Con estas palabras se ha dirigido el Obispo a los numerosos consagrados en la Catedral.

En la mañana del 30 de enero, el Obispo de Córdoba, Mons. Demetrio Fernández, ha presidido la ceremonia de clausura del Año de la Vida Consagrada. Una celebración que ha congregado a numerosos religiosos y religiosas de los distintos puntos de la Diócesis y que está próxima a la festividad de la Presentación del Señor que tendrá lugar el día 2 de febrero.
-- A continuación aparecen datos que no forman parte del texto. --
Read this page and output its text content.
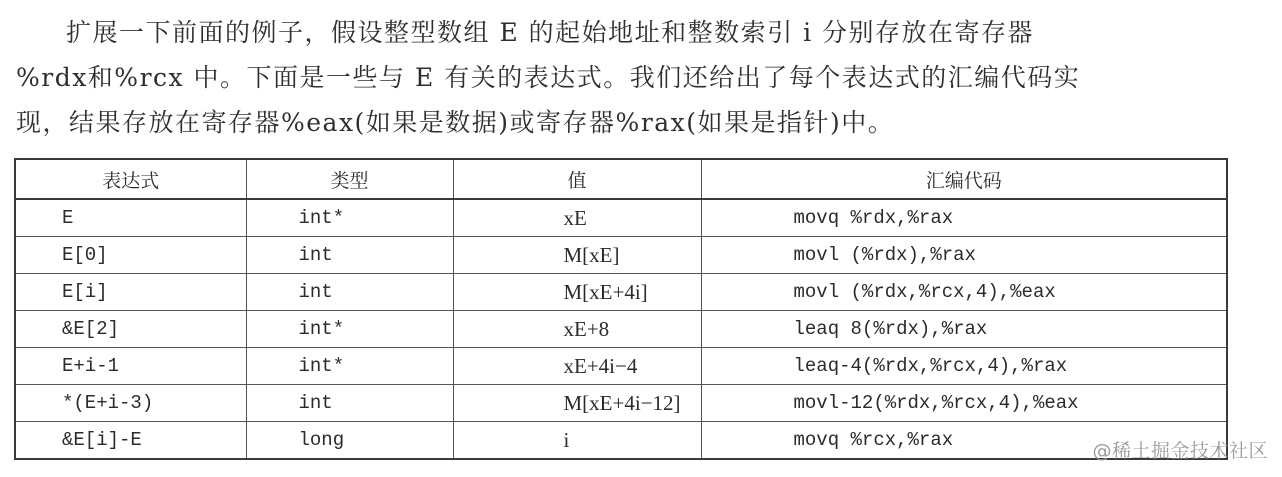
扩展一下前面的例子，假设整型数组 E 的起始地址和整数索引 i 分别存放在寄存器
%rdx和%rcx 中。下面是一些与 E 有关的表达式。我们还给出了每个表达式的汇编代码实
现，结果存放在寄存器%eax(如果是数据)或寄存器%rax(如果是指针)中。
表达式	类型	值	汇编代码
E	int*	xE	movq %rdx,%rax
E[0]	int	M[xE]	movl (%rdx),%rax
E[i]	int	M[xE+4i]	movl (%rdx,%rcx,4),%eax
&E[2]	int*	xE+8	leaq 8(%rdx),%rax
E+i-1	int*	xE+4i−4	leaq-4(%rdx,%rcx,4),%rax
*(E+i-3)	int	M[xE+4i−12]	movl-12(%rdx,%rcx,4),%eax
&E[i]-E	long	i	movq %rcx,%rax	@稀土掘金技术社区
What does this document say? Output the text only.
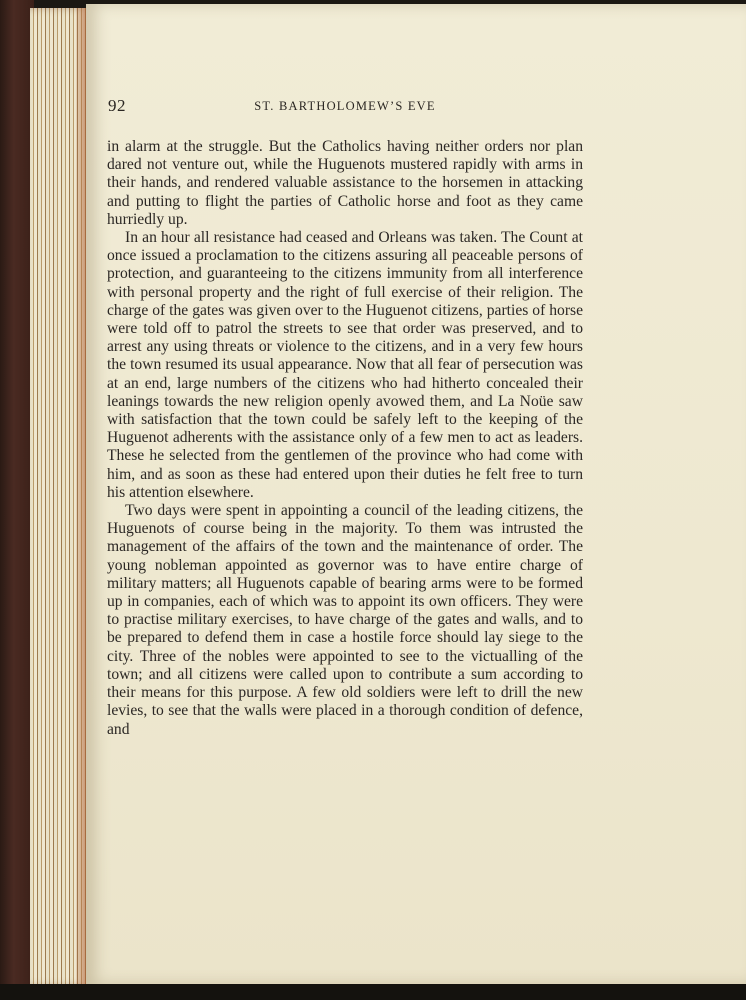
92	ST. BARTHOLOMEW’S EVE

in alarm at the struggle. But the Catholics having neither orders nor plan dared not venture out, while the Huguenots mustered rapidly with arms in their hands, and rendered valuable assistance to the horsemen in attacking and putting to flight the parties of Catholic horse and foot as they came hurriedly up.

In an hour all resistance had ceased and Orleans was taken. The Count at once issued a proclamation to the citizens assuring all peaceable persons of protection, and guaranteeing to the citizens immunity from all interference with personal property and the right of full exercise of their religion. The charge of the gates was given over to the Huguenot citizens, parties of horse were told off to patrol the streets to see that order was preserved, and to arrest any using threats or violence to the citizens, and in a very few hours the town resumed its usual appearance. Now that all fear of persecution was at an end, large numbers of the citizens who had hitherto concealed their leanings towards the new religion openly avowed them, and La Noüe saw with satisfaction that the town could be safely left to the keeping of the Huguenot adherents with the assistance only of a few men to act as leaders. These he selected from the gentlemen of the province who had come with him, and as soon as these had entered upon their duties he felt free to turn his attention elsewhere.

Two days were spent in appointing a council of the leading citizens, the Huguenots of course being in the majority. To them was intrusted the management of the affairs of the town and the maintenance of order. The young nobleman appointed as governor was to have entire charge of military matters; all Huguenots capable of bearing arms were to be formed up in companies, each of which was to appoint its own officers. They were to practise military exercises, to have charge of the gates and walls, and to be prepared to defend them in case a hostile force should lay siege to the city. Three of the nobles were appointed to see to the victualling of the town; and all citizens were called upon to contribute a sum according to their means for this purpose. A few old soldiers were left to drill the new levies, to see that the walls were placed in a thorough condition of defence, and
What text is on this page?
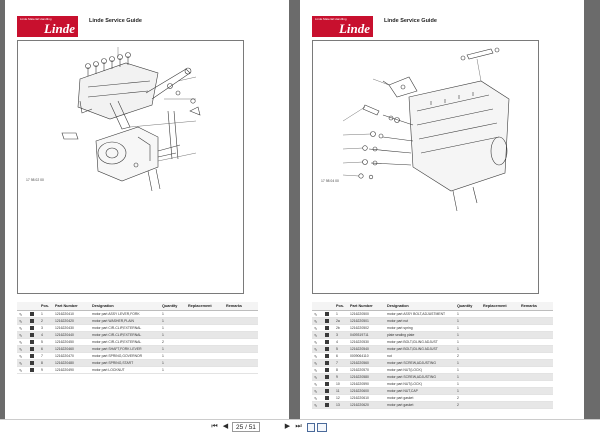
Linde Material Handling
Linde	Linde Service Guide
17 98 02 00
		Pos.	Part Number	Designation	Quantity	Replacement	Remarks
✎		1	1216220410	motor part ASSY LEVER,FORK	1		
✎		2	1216220420	motor part WASHER,PLAIN	1		
✎		3	1216220430	motor part CIR-CLIP,EXTERNAL	1		
✎		4	1216220440	motor part CIR-CLIP,EXTERNAL	1		
✎		5	1216220450	motor part CIR-CLIP,EXTERNAL	2		
✎		6	1216220460	motor part SHAFT,FORK LEVER	1		
✎		7	1216220470	motor part SPRING,GOVERNOR	1		
✎		8	1216220480	motor part SPRING,START	1		
✎		9	1216220490	motor part LOCKNUT	1		
Linde Material Handling
Linde	Linde Service Guide
17 98 04 00
		Pos.	Part Number	Designation	Quantity	Replacement	Remarks
✎		1	1216220500	motor part ASSY BOLT,ADJUSTMENT	1		
✎		2a	1216220501	motor part nut	1		
✎		2b	1216220502	motor part spring	1		
✎		3	0409319711	plate sealing plate	1		
✎		4	1216220530	motor part BOLT,IDLING ADJUST	1		
✎		5	1216220540	motor part BOLT,IDLING ADJUST	1		
✎		6	0009064110	nut	2		
✎		7	1216220560	motor part SCREW,ADJUSTING	1		
✎		8	1216220570	motor part NUT(LOCK)	1		
✎		9	1216220580	motor part SCREW,ADJUSTING	1		
✎		10	1216220590	motor part NUT(LOCK)	1		
✎		11	1216220600	motor part NUT,CAP	1		
✎		12	1216220610	motor part gasket	2		
✎		13	1216220620	motor part gasket	2		
⏮ ◀	25 / 51	▶ ⏭
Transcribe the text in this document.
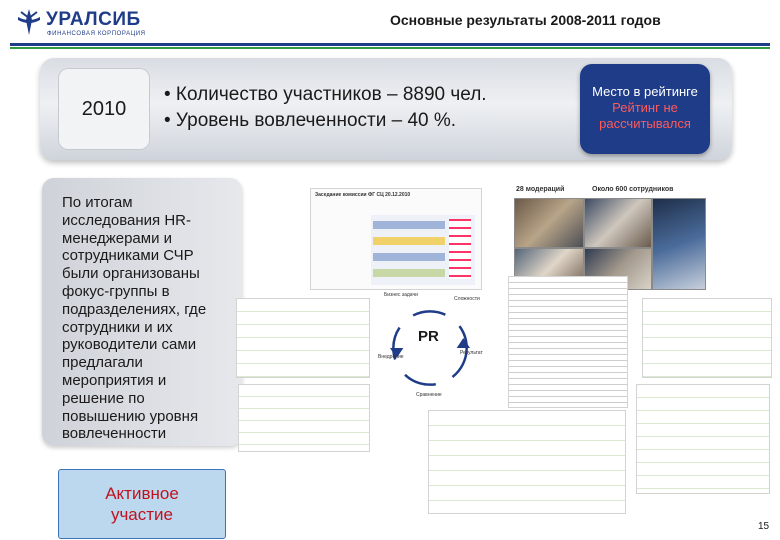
УРАЛСИБ
ФИНАНСОВАЯ КОРПОРАЦИЯ
Основные результаты 2008-2011 годов
2010
• Количество участников – 8890 чел.
• Уровень вовлеченности – 40 %.
Место в рейтинге
Рейтинг не
рассчитывался
По итогам исследования HR-менеджерами и сотрудниками СЧР были организованы фокус-группы в подразделениях, где сотрудники и их руководители сами предлагали мероприятия и решение по повышению уровня вовлеченности
Активное
участие
Заседание комиссии ФГ СЦ 20.12.2010
28 модераций	Около 600 сотрудников
PR
Бизнес задачи
Сложности
Результат
Внедрение
Сравнение
15
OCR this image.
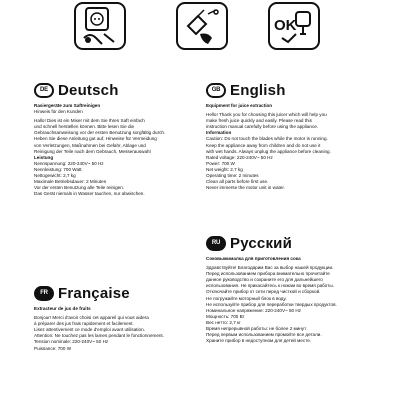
OK
DE Deutsch
Rasiergeräte zum Saftreinigen
Hinweis für den Kunden
Hallo! Dies ist ein Mixer mit dem Sie Ihren Saft einfach
und schnell herstellen können. Bitte lesen Sie die
Gebrauchsanweisung vor der ersten Benutzung sorgfältig durch.
Heben Sie diese Anleitung gut auf, Hinweise für Vermeidung
von Verletzungen, Maßnahmen bei Gefahr, Ablage und
Reinigung der Teile nach dem Gebrauch, Messerauswahl
Leistung
Nennspannung: 220-240V~ 50 Hz
Nennleistung: 700 Watt
Nettogewicht: 2,7 kg
Maximale Betriebsdauer: 2 Minuten
Vor der ersten Benutzung alle Teile reinigen.
Das Gerät niemals in Wasser tauchen, nur abwischen.
GB English
Equipment for juice extraction
Hello! Thank you for choosing this juicer which will help you
make fresh juice quickly and easily. Please read this
instruction manual carefully before using the appliance.
Information
Caution: Do not touch the blades while the motor is running.
Keep the appliance away from children and do not use it
with wet hands. Always unplug the appliance before cleaning.
Rated voltage: 220-240V~ 50 Hz
Power: 700 W
Net weight: 2.7 kg
Operating time: 2 minutes
Clean all parts before first use.
Never immerse the motor unit in water.
FR Française
Extracteur de jus de fruits
Bonjour! Merci d'avoir choisi cet appareil qui vous aidera
à préparer des jus frais rapidement et facilement.
Lisez attentivement ce mode d'emploi avant utilisation.
Attention: Ne touchez pas les lames pendant le fonctionnement.
Tension nominale: 220-240V~ 50 Hz
Puissance: 700 W
RU Русский
Соковыжималка для приготовления сока
Здравствуйте! Благодарим Вас за выбор нашей продукции.
Перед использованием прибора внимательно прочитайте
данное руководство и сохраните его для дальнейшего
использования. Не прикасайтесь к ножам во время работы.
Отключайте прибор от сети перед чисткой и сборкой.
Не погружайте моторный блок в воду.
Не используйте прибор для переработки твердых продуктов.
Номинальное напряжение: 220-240V~ 50 Hz
Мощность: 700 Вт
Вес нетто: 2,7 кг
Время непрерывной работы: не более 2 минут
Перед первым использованием промойте все детали.
Храните прибор в недоступном для детей месте.
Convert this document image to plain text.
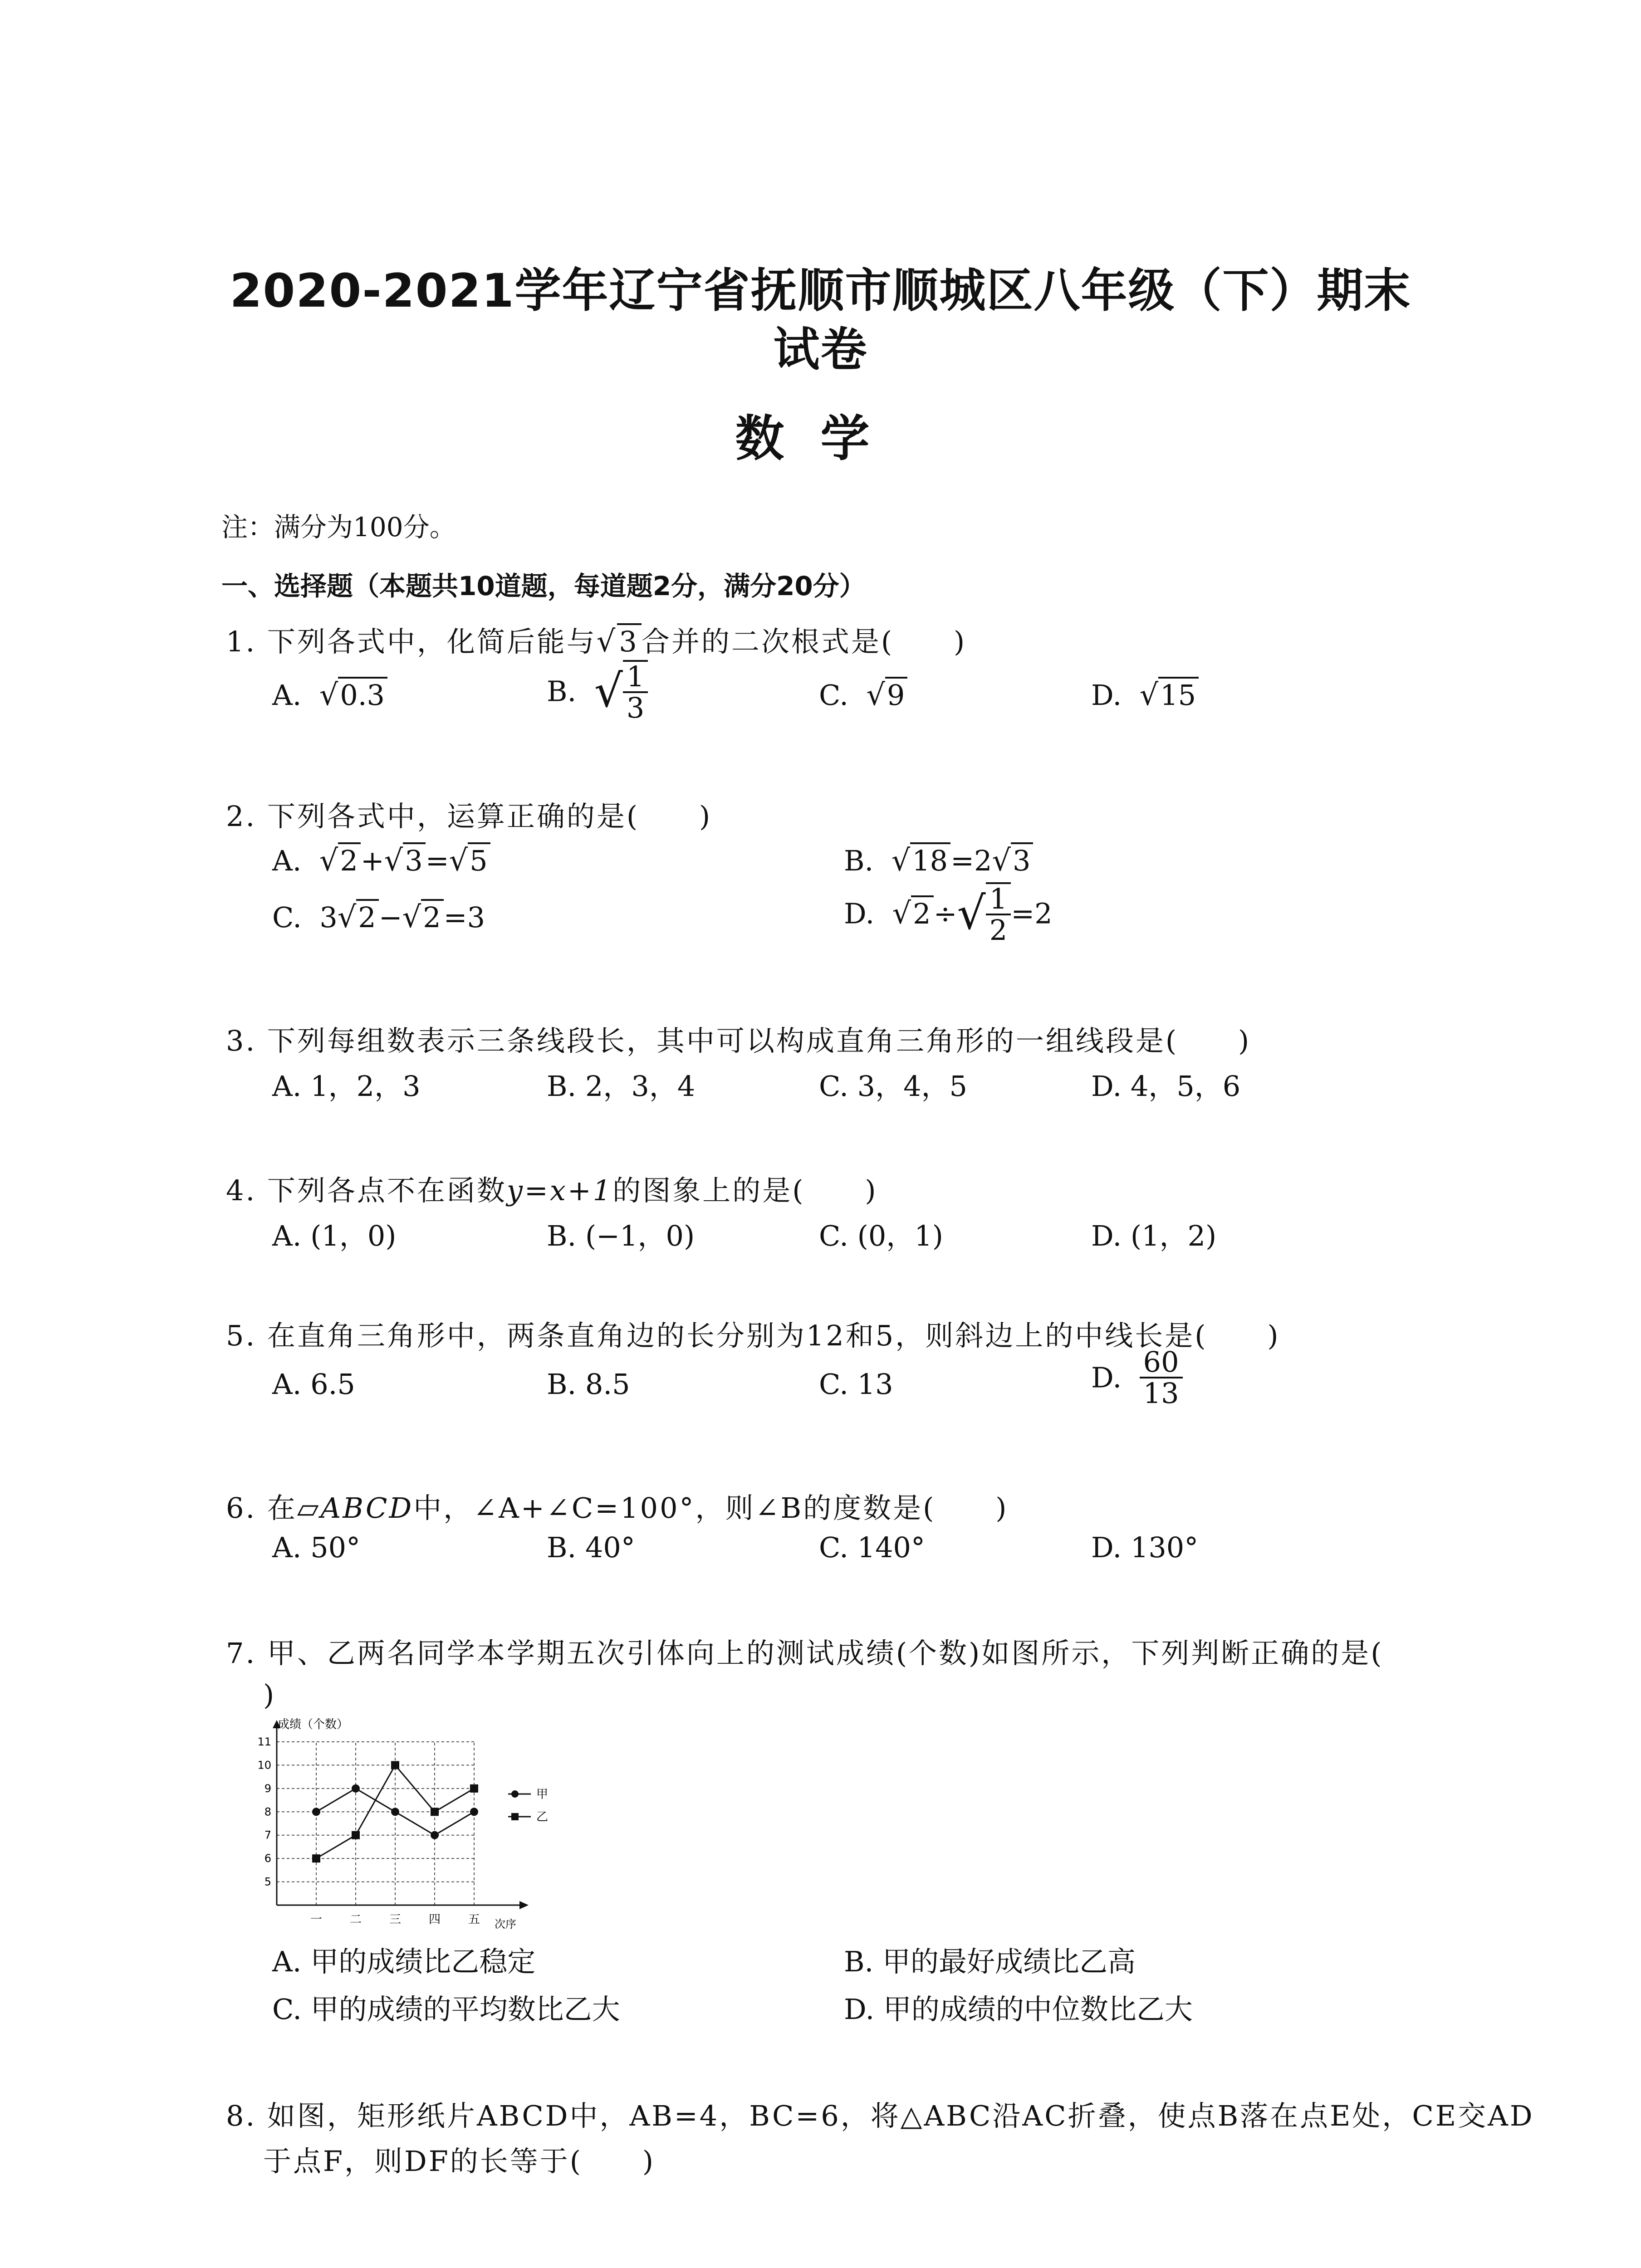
2020-2021学年辽宁省抚顺市顺城区八年级（下）期末
试卷
数学
注：满分为100分。
一、选择题（本题共10道题，每道题2分，满分20分）
1. 下列各式中，化简后能与√3合并的二次根式是(　　)
A. √0.3	B. √ $\frac{1}{3}$	C. √9	D. √15
2. 下列各式中，运算正确的是(　　)
A. √2+√3=√5	B. √18=2√3
C. 3√2−√2=3	D. $√2\div√ \frac{1}{2} =2$
3. 下列每组数表示三条线段长，其中可以构成直角三角形的一组线段是(　　)
A. 1，2，3	B. 2，3，4	C. 3，4，5	D. 4，5，6
4. 下列各点不在函数y=x+1的图象上的是(　　)
A. (1，0)	B. (−1，0)	C. (0，1)	D. (1，2)
5. 在直角三角形中，两条直角边的长分别为12和5，则斜边上的中线长是(　　)
A. 6.5	B. 8.5	C. 13	D. $\frac{60}{13}$
6. 在▱ABCD中，∠A+∠C=100°，则∠B的度数是(　　)
A. 50°	B. 40°	C. 140°	D. 130°
7. 甲、乙两名同学本学期五次引体向上的测试成绩(个数)如图所示，下列判断正确的是(
)
5
6
7
8
9
10
11
一 二 三 四 五
甲
乙
成绩（个数）
次序
A. 甲的成绩比乙稳定	B. 甲的最好成绩比乙高
C. 甲的成绩的平均数比乙大	D. 甲的成绩的中位数比乙大
8. 如图，矩形纸片ABCD中，AB=4，BC=6，将△ABC沿AC折叠，使点B落在点E处，CE交AD
于点F，则DF的长等于(　　)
Don Demetrio en su homilía ha destacado el papel de los religiosos en los colegios, y también al cuidado de los ancianos, de los enfermos, de los pobres, y demás personas con las que ejercen la caridad. “¿Qué sería de la Iglesia sin la presencia de los religiosos? Porque están presentes en todos los campos y en línea de vanguardia, a veces donde la gente no quiere”, ha afirmado.

Además ha animado a los presentes, diciéndoles: “Sois para la Iglesia una profecía continua, un estímulo permanente de lo que es seguir a Jesucristo, dejándolo todo y de manera radical, es decir, en la entrega total”. Asimismo, ha destacado el papel de los religiosos al frente de “la evangelización y de la civilización del amor” y ha señalado que “la Diócesis de Córdoba es especialmente agraciada con la presencia de la vida consagrada de múltiples formas”.

Al finalizar la eucaristía también ha querido recordar a las monjas de clausura y ha agradecido al Papa Francisco por haber convocado este Año de la Vida Consagrada.

Encuentro en el Palacio Episcopal

Tras la eucaristía, los asistentes se han trasladado hasta el salón de actos del Palacio Episcopal, donde el Obispo, el delegado para la Vida Consagrada, Alberto José González; y la presidenta de CONFER, Asunción Moyano; han dirigido un diálogo con los religiosos.